On December 10, 2020, the Oakland Athletics selected Jiménez in the second round of the Rule 5 draft. He struggled to a 6.00 ERA with three strikeouts in three innings pitched across three spring training appearances.

On March 15, 2021, Jiménez was again returned to the Blue Jays organization and invited to spring training as a non-roster invitee. Jiménez spent the 2021 season with the Triple-A Buffalo Bisons. In 39 appearances for Buffalo, he went 3–3 with a 2.22 ERA and 79 strikeouts and 3 saves in 44 2/3 innings of work. On October 5, Jiménez elected free agency.

===Oakland Athletics===
On November 4, 2021, Jiménez signed a minor league contract with the Oakland Athletics. On April 7, 2022, the A's selected Jiménez's contract, adding him to their Opening Day roster. He made 34 appearances for Oakland in 2022, posting a 3–4 record and 3.41 ERA with 34 strikeouts and 11 saves across 34 1/3 innings pitched.

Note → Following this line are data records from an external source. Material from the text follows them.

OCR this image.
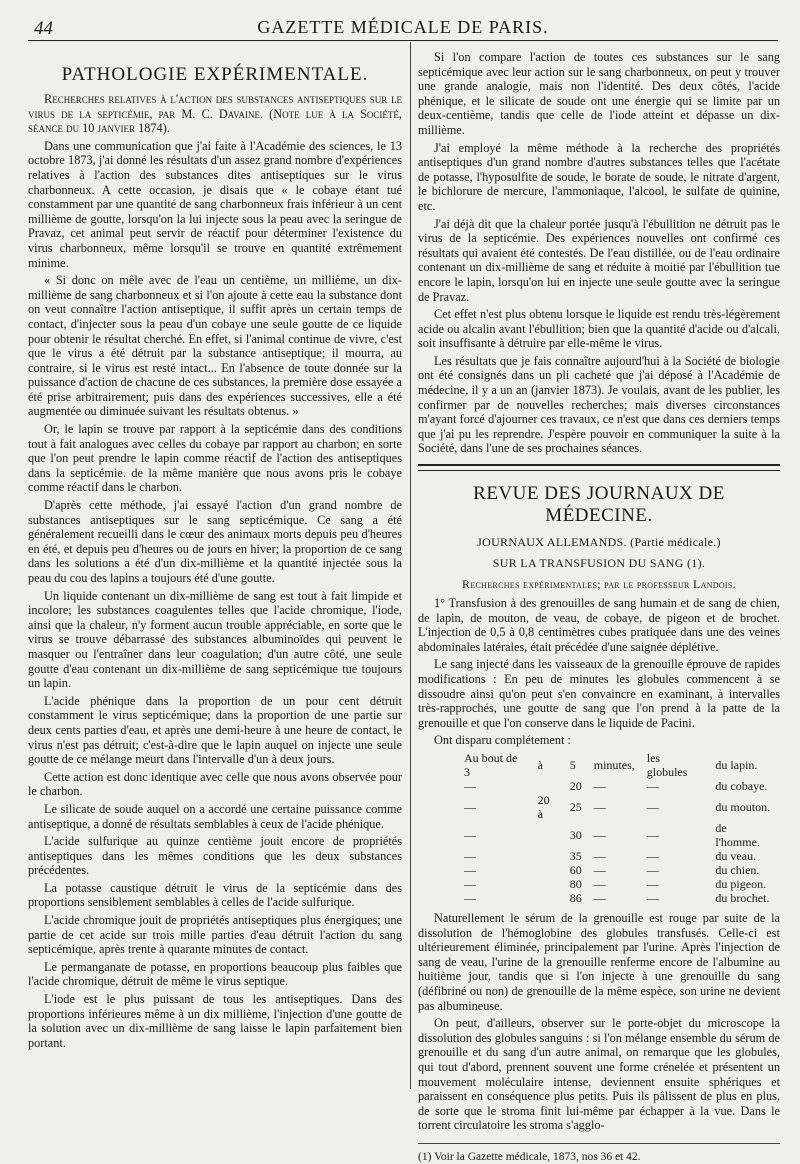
44	GAZETTE MÉDICALE DE PARIS.
PATHOLOGIE EXPÉRIMENTALE.

Recherches relatives à l'action des substances antiseptiques sur le virus de la septicémie, par M. C. Davaine. (Note lue à la Société, séance du 10 janvier 1874).

Dans une communication que j'ai faite à l'Académie des sciences, le 13 octobre 1873, j'ai donné les résultats d'un assez grand nombre d'expériences relatives à l'action des substances dites antiseptiques sur le virus charbonneux. A cette occasion, je disais que « le cobaye étant tué constamment par une quantité de sang charbonneux frais inférieur à un cent millième de goutte, lorsqu'on la lui injecte sous la peau avec la seringue de Pravaz, cet animal peut servir de réactif pour déterminer l'existence du virus charbonneux, même lorsqu'il se trouve en quantité extrêmement minime.

« Si donc on mêle avec de l'eau un centième, un millième, un dix-millième de sang charbonneux et si l'on ajoute à cette eau la substance dont on veut connaître l'action antiseptique, il suffit après un certain temps de contact, d'injecter sous la peau d'un cobaye une seule goutte de ce liquide pour obtenir le résultat cherché. En effet, si l'animal continue de vivre, c'est que le virus a été détruit par la substance antiseptique; il mourra, au contraire, si le virus est resté intact... En l'absence de toute donnée sur la puissance d'action de chacune de ces substances, la première dose essayée a été prise arbitrairement; puis dans des expériences successives, elle a été augmentée ou diminuée suivant les résultats obtenus. »

Or, le lapin se trouve par rapport à la septicémie dans des conditions tout à fait analogues avec celles du cobaye par rapport au charbon; en sorte que l'on peut prendre le lapin comme réactif de l'action des antiseptiques dans la septicémie. de la même manière que nous avons pris le cobaye comme réactif dans le charbon.

D'après cette méthode, j'ai essayé l'action d'un grand nombre de substances antiseptiques sur le sang septicémique. Ce sang a été généralement recueilli dans le cœur des animaux morts depuis peu d'heures en été, et depuis peu d'heures ou de jours en hiver; la proportion de ce sang dans les solutions a été d'un dix-millième et la quantité injectée sous la peau du cou des lapins a toujours été d'une goutte.

Un liquide contenant un dix-millième de sang est tout à fait limpide et incolore; les substances coagulentes telles que l'acide chromique, l'iode, ainsi que la chaleur, n'y forment aucun trouble appréciable, en sorte que le virus se trouve débarrassé des substances albuminoïdes qui peuvent le masquer ou l'entraîner dans leur coagulation; d'un autre côté, une seule goutte d'eau contenant un dix-millième de sang septicémique tue toujours un lapin.

L'acide phénique dans la proportion de un pour cent détruit constamment le virus septicémique; dans la proportion de une partie sur deux cents parties d'eau, et après une demi-heure à une heure de contact, le virus n'est pas détruit; c'est-à-dire que le lapin auquel on injecte une seule goutte de ce mélange meurt dans l'intervalle d'un à deux jours.

Cette action est donc identique avec celle que nous avons observée pour le charbon.

Le silicate de soude auquel on a accordé une certaine puissance comme antiseptique, a donné de résultats semblables à ceux de l'acide phénique.

L'acide sulfurique au quinze centième jouit encore de propriétés antiseptiques dans les mêmes conditions que les deux substances précédentes.

La potasse caustique détruit le virus de la septicémie dans des proportions sensiblement semblables à celles de l'acide sulfurique.

L'acide chromique jouit de propriétés antiseptiques plus énergiques; une partie de cet acide sur trois mille parties d'eau détruit l'action du sang septicémique, après trente à quarante minutes de contact.

Le permanganate de potasse, en proportions beaucoup plus faibles que l'acide chromique, détruit de même le virus septique.

L'iode est le plus puissant de tous les antiseptiques. Dans des proportions inférieures même à un dix millième, l'injection d'une goutte de la solution avec un dix-millième de sang laisse le lapin parfaitement bien portant.

Si l'on compare l'action de toutes ces substances sur le sang septicémique avec leur action sur le sang charbonneux, on peut y trouver une grande analogie, mais non l'identité. Des deux côtés, l'acide phénique, et le silicate de soude ont une énergie qui se limite par un deux-centième, tandis que celle de l'iode atteint et dépasse un dix-millième.

J'ai employé la même méthode à la recherche des propriétés antiseptiques d'un grand nombre d'autres substances telles que l'acétate de potasse, l'hyposulfite de soude, le borate de soude, le nitrate d'argent, le bichlorure de mercure, l'ammoniaque, l'alcool, le sulfate de quinine, etc.

J'ai déjà dit que la chaleur portée jusqu'à l'ébullition ne détruit pas le virus de la septicémie. Des expériences nouvelles ont confirmé ces résultats qui avaient été contestés. De l'eau distillée, ou de l'eau ordinaire contenant un dix-millième de sang et réduite à moitié par l'ébullition tue encore le lapin, lorsqu'on lui en injecte une seule goutte avec la seringue de Pravaz.

Cet effet n'est plus obtenu lorsque le liquide est rendu très-légèrement acide ou alcalin avant l'ébullition; bien que la quantité d'acide ou d'alcali, soit insuffisante à détruire par elle-même le virus.

Les résultats que je fais connaître aujourd'hui à la Société de biologie ont été consignés dans un pli cacheté que j'ai déposé à l'Académie de médecine, il y a un an (janvier 1873). Je voulais, avant de les publier, les confirmer par de nouvelles recherches; mais diverses circonstances m'ayant forcé d'ajourner ces travaux, ce n'est que dans ces derniers temps que j'ai pu les reprendre. J'espère pouvoir en communiquer la suite à la Société, dans l'une de ses prochaines séances.

REVUE DES JOURNAUX DE MÉDECINE.
JOURNAUX ALLEMANDS. (Partie médicale.)
SUR LA TRANSFUSION DU SANG (1).
Recherches expérimentales; par le professeur Landois.

1° Transfusion à des grenouilles de sang humain et de sang de chien, de lapin, de mouton, de veau, de cobaye, de pigeon et de brochet. L'injection de 0,5 à 0,8 centimètres cubes pratiquée dans une des veines abdominales latérales, était précédée d'une saignée déplétive.

Le sang injecté dans les vaisseaux de la grenouille éprouve de rapides modifications : En peu de minutes les globules commencent à se dissoudre ainsi qu'on peut s'en convaincre en examinant, à intervalles très-rapprochés, une goutte de sang que l'on prend à la patte de la grenouille et que l'on conserve dans le liquide de Pacini.

Ont disparu complétement :

Au bout de 3	à	5	minutes,	les globules	du lapin.
—		20	—	—	du cobaye.
—	20 à	25	—	—	du mouton.
—		30	—	—	de l'homme.
—		35	—	—	du veau.
—		60	—	—	du chien.
—		80	—	—	du pigeon.
—		86	—	—	du brochet.

Naturellement le sérum de la grenouille est rouge par suite de la dissolution de l'hémoglobine des globules transfusés. Celle-ci est ultérieurement éliminée, principalement par l'urine. Après l'injection de sang de veau, l'urine de la grenouille renferme encore de l'albumine au huitième jour, tandis que si l'on injecte à une grenouille du sang (défibriné ou non) de grenouille de la même espèce, son urine ne devient pas albumineuse.

On peut, d'ailleurs, observer sur le porte-objet du microscope la dissolution des globules sanguins : si l'on mélange ensemble du sérum de grenouille et du sang d'un autre animal, on remarque que les globules, qui tout d'abord, prennent souvent une forme crénelée et présentent un mouvement moléculaire intense, deviennent ensuite sphériques et paraissent en conséquence plus petits. Puis ils pâlissent de plus en plus, de sorte que le stroma finit lui-même par échapper à la vue. Dans le torrent circulatoire les stroma s'agglo-

(1) Voir la Gazette médicale, 1873, nos 36 et 42.
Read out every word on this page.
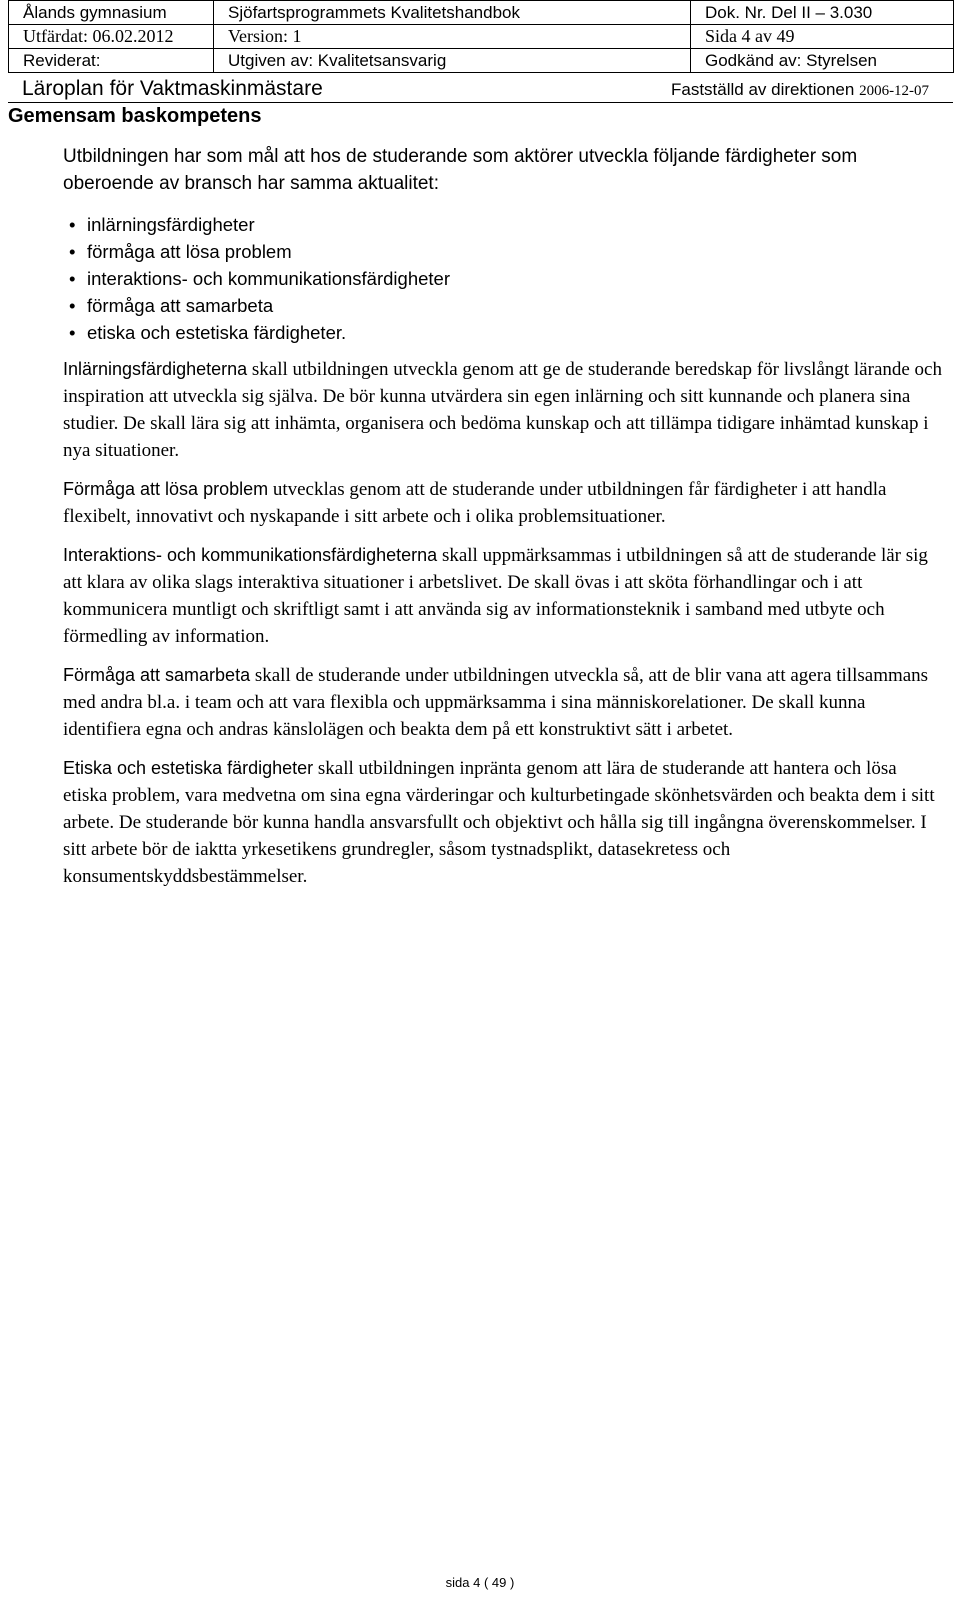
Ålands gymnasium	Sjöfartsprogrammets Kvalitetshandbok	Dok. Nr. Del II – 3.030
Utfärdat: 06.02.2012	Version: 1	Sida 4 av 49
Reviderat:	Utgiven av: Kvalitetsansvarig	Godkänd av: Styrelsen
Läroplan för Vaktmaskinmästare	Fastställd av direktionen 2006-12-07
Gemensam baskompetens

Utbildningen har som mål att hos de studerande som aktörer utveckla följande färdigheter som oberoende av bransch har samma aktualitet:

• inlärningsfärdigheter
• förmåga att lösa problem
• interaktions- och kommunikationsfärdigheter
• förmåga att samarbeta
• etiska och estetiska färdigheter.

Inlärningsfärdigheterna skall utbildningen utveckla genom att ge de studerande beredskap för livslångt lärande och inspiration att utveckla sig själva. De bör kunna utvärdera sin egen inlärning och sitt kunnande och planera sina studier. De skall lära sig att inhämta, organisera och bedöma kunskap och att tillämpa tidigare inhämtad kunskap i nya situationer.

Förmåga att lösa problem utvecklas genom att de studerande under utbildningen får färdigheter i att handla flexibelt, innovativt och nyskapande i sitt arbete och i olika problemsituationer.

Interaktions- och kommunikationsfärdigheterna skall uppmärksammas i utbildningen så att de studerande lär sig att klara av olika slags interaktiva situationer i arbetslivet. De skall övas i att sköta förhandlingar och i att kommunicera muntligt och skriftligt samt i att använda sig av informationsteknik i samband med utbyte och förmedling av information.

Förmåga att samarbeta skall de studerande under utbildningen utveckla så, att de blir vana att agera tillsammans med andra bl.a. i team och att vara flexibla och uppmärksamma i sina människorelationer. De skall kunna identifiera egna och andras känslolägen och beakta dem på ett konstruktivt sätt i arbetet.

Etiska och estetiska färdigheter skall utbildningen inpränta genom att lära de studerande att hantera och lösa etiska problem, vara medvetna om sina egna värderingar och kulturbetingade skönhetsvärden och beakta dem i sitt arbete. De studerande bör kunna handla ansvarsfullt och objektivt och hålla sig till ingångna överenskommelser. I sitt arbete bör de iaktta yrkesetikens grundregler, såsom tystnadsplikt, datasekretess och konsumentskyddsbestämmelser.

sida 4 ( 49 )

His season ended on August 27 when he was placed on the injured list with a right shoulder strain.

He made 7 appearances for Oakland in 2023 before he was placed on the 60-day injured list with a right shoulder strain on April 19, 2023. On August 5, Jiménez was activated from the injured list. In 25 total games, he logged a 3.47 ERA with 21 strikeouts across 23 1/3 innings of work.

Jiménez made 25 appearances for Oakland in 2024, recording a 4.91 ERA with 25 strikeouts across 25 2/3 innings pitched. On November 22, 2024, the Athletics non–tendered Jiménez, making him a free agent.

===Sultanes de Monterrey===
On January 17, 2025, Jiménez signed a minor league contract with the Atlanta Braves. He was released by Atlanta prior to the start of the season on March 24.

On April 17, 2025, Jiménez signed with the Sultanes de Monterrey of the Mexican League. In seven appearances for Monterrey, he struggled to a 24.30 ERA with three strikeouts across 3 1/3 innings pitched. Jiménez was released by the Sultanes on May 13.

===Rieleros de Aguascalientes===
On May 17, 2025, Jiménez signed with the Rieleros de Aguascalientes of the Mexican League. In 18 appearances for Aguascalientes, he posted a 1–0 record and 7.56 ERA with 18 strikeouts across 16 2/3 innings pitched. Jiménez was released by the Rieleros on June 26.